Durante o resto do dia, volta e meia vinha-me à memória o episódio. Um episódio tão insignificante, em que não foi pronunciada uma única palavra, mas que a minha mente insistia em revisitar, procurando talvez uma justificação para a frieza tão pouco usual. Até que a encontrei: precisamos do olhar dos outros para sentirmos a nossa existência, para sentirmos que estamos neste mundo, que somos reais. E estar em isolamento social retira-nos perspectiva da realidade. Não temos o outro como espelho. Não somos vistos. As mulheres que me olharam na fila do supermercado não estavam a ser hostis. Estavam apenas a certificar-se de que eu as via. De que existem. De que isto é real. De que estamos a viver isto.

Talvez, como muitos, ainda não estejam inteiramente conscientes do que nos está a acontecer. Talvez, quando começam a pensar no assunto, sejam assaltadas por ansiedades e medos que preferem afastar com a incredulidade. E fazem bem. Trata-se do uso instintivo de um mecanismo de auto-defesa importantíssimo para manter a sanidade mental. Há tanta coisa que pode correr mal e tanta coisa que vai correr mal, que o melhor mesmo é viver um dia de cada vez, sem pensar muito naquilo que não podemos controlar. Atravessando os dias como se isto fosse um sonho do qual seremos despertados a qualquer momento. Porém, haverá um momento, em que será inevitável abrir os olhos. Em que seremos confrontados com a realidade. Uma nova realidade, indiferente aos nossos planos, desejos ou necessidades.
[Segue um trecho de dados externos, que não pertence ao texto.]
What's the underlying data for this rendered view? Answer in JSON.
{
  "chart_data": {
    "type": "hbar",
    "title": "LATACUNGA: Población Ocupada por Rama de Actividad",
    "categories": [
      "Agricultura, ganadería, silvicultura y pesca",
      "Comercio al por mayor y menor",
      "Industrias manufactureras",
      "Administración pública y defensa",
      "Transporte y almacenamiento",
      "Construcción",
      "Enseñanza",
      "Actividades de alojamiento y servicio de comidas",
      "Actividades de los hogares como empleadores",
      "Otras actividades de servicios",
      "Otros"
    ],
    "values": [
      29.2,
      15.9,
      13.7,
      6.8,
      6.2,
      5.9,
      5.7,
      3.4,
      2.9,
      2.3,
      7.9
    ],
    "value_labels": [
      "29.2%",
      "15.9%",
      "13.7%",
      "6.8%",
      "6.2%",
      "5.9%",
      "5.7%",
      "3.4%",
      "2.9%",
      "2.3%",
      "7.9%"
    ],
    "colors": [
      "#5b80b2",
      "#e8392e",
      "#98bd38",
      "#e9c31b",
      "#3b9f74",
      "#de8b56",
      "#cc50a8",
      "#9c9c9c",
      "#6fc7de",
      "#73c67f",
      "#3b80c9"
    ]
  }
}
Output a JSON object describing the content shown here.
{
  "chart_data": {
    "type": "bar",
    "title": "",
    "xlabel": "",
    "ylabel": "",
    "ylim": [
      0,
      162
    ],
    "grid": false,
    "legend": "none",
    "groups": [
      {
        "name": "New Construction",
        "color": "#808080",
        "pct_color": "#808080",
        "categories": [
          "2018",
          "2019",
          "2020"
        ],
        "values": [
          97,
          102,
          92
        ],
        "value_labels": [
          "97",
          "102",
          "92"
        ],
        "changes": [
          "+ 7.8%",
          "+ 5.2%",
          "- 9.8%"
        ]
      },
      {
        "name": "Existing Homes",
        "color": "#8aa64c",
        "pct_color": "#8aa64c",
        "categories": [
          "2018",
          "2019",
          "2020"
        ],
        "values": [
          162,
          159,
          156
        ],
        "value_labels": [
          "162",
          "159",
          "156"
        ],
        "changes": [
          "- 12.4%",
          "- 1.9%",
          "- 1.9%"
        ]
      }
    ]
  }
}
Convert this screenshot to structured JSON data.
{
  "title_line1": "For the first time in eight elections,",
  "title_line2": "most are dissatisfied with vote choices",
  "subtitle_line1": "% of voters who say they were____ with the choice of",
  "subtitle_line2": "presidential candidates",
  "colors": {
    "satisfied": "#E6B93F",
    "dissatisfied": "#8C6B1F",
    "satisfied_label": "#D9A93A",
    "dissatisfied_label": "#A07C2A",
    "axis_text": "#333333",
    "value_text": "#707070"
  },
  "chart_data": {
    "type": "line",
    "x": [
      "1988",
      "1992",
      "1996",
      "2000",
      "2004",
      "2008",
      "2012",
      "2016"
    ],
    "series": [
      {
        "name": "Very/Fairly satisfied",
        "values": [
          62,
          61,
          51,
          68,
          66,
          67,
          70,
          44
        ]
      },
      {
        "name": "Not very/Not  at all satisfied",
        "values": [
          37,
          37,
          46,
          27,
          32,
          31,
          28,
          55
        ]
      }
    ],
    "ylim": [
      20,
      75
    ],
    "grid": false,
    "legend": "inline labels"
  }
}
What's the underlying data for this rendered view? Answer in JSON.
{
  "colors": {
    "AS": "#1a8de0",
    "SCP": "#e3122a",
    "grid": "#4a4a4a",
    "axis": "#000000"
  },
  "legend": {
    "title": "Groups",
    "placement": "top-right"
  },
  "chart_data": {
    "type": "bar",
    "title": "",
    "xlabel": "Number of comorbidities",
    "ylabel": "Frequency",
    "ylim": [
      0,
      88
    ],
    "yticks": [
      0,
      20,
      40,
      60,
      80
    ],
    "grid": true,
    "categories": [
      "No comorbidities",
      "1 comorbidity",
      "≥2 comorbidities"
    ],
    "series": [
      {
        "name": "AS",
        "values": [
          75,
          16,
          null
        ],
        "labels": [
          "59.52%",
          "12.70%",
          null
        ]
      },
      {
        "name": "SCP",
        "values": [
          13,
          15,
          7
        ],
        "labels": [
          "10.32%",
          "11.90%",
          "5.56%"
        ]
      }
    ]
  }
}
E, nesse momento, gostava que conseguíssemos perceber que esta é uma oportunidade única enquanto humanidade para nos tornarmos melhores.

Porque é a primeira vez na história que todos os países em todos os continentes estão a viver a mesma realidade ao mesmo tempo. A primeira vez que todos sabemos como todos os outros se sentem, quais os seus medos e angústias, seja qual for o seu país, partido ou religião. A primeira vez que o individualismo, o egoísmo, as aparências, o ser melhor do que os outros, deixam de fazer sentido porque os outros não nos vêem e têm coisas mais importantes com que se preocupar. A primeira vez em que o que nos une é muito mais do que o que nos separa.

Esta pandemia é um problema de todos. Não é como a fome, que é um problema dos países pobres. Não é como a poluição, que é um problema dos que ainda não nasceram. Não é como a guerra, que é um problema de territórios longínquos. Tudo problemas dos outros, que vamos ouvindo nas notícias, distantes, impessoais. Problemas que acentuam a distância entre o “nós” e o “eles”. Nesta pandemia só há “nós”. E quando só há “nós”, há menos desconfiança, menos preconceito, menos competição. Quando só há “nós”, aprendemos a olhar os outros. A assegurar-lhes que existem. Que importam. Que estamos juntos.

Não saber aproveitar esta oportunidade de mudança de paradigma será mais devastador para a nossa espécie do de qualquer pandemia.

3 opiniões sobre “Agora só há “nós”

  1. Ora nem mais. Uma reflexão que já me ocorrera quando ainda era um adolescente, depois de assistir ao filme “Armageddon” onde um grupo de heróis improváveis são cruciais para salvar a humanidade de uma catástrofe à escala global: Será preciso que aconteça algo do género na realidade, uma calamidade que afete toda a humanidade, para que nos unamos e cooperemos? Quem diria que esse dia chegaria, embora com um inimigo de dimensões muito menores, ao contrário do filme. Contudo, no filme, a ameaça é iminente. Na realidade atual, a ameaça é gradual, e nós humanos temos uma obstinada tendência para procrastinar até ser tarde demais, apesar de os factos sugerirem o contrário. Não só no caso em questão, mas também nos mais diversos problemas que provavelmente continuaremos a ignorar e a agravar quando tudo isto terminar (espero estar enganado). Tal como a prezada Filipa refere, esta é uma excelente oportunidade para parar para pensar, para revermos a nossa situação como civilização, ética, ecológica, económica, social e individualmente. Conseguiremos fazê-lo espontaneamente doravante, ou serão necessários mais “martelos invisíveis”?